Exhibit 1
POWER OF ATTORNEY
Know all men by these presents that Thomas J. Campbell does hereby make, constitute and appoint Kevin J. Lavin as a true and lawful attorney-in-fact of the undersigned with full powers of substitution and revocation, for and in the name, place and stead of the undersigned to execute and file on the undersigned’s behalf all forms as may be required to be filed from time to time with the Securities and Exchange Commission with respect to: Sections 13(d) and 16(a) of the Securities Exchange Act of 1934, as amended (the “Act’), including without limitation, Schedule 13D, Schedule 13G and statements on Forms 3, 4, and 5 (including any amendments thereto) as a result of the undersigned’s ownership of or transactions in securities of Michael Baker Corporation.
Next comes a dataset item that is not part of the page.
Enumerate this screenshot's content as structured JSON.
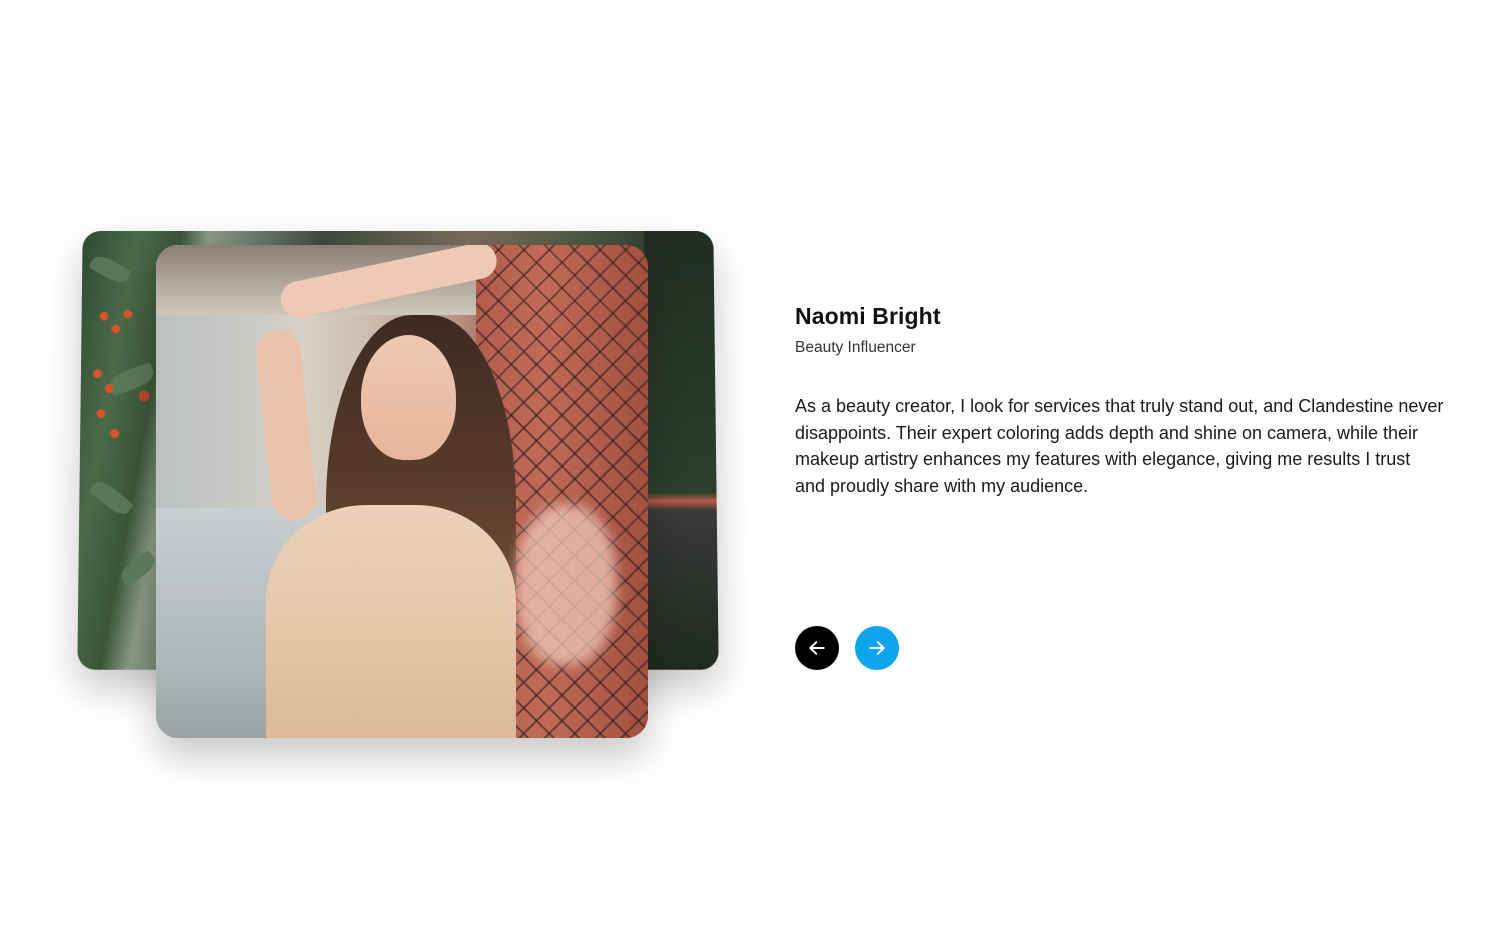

The authority of Kevin J. Lavin under this Power shall continue until the undersigned is no longer required to file Schedule 13D, Schedule 13G or Forms 3, 4, and 5 with regard to his ownership of or transactions in securities of Michael Baker Corporation, unless earlier revoked in writing. The undersigned acknowledges that Kevin J. Lavin is not assuming any of the undersigned’s responsibilities to comply with Section 13(d) or Section 16 of the Act.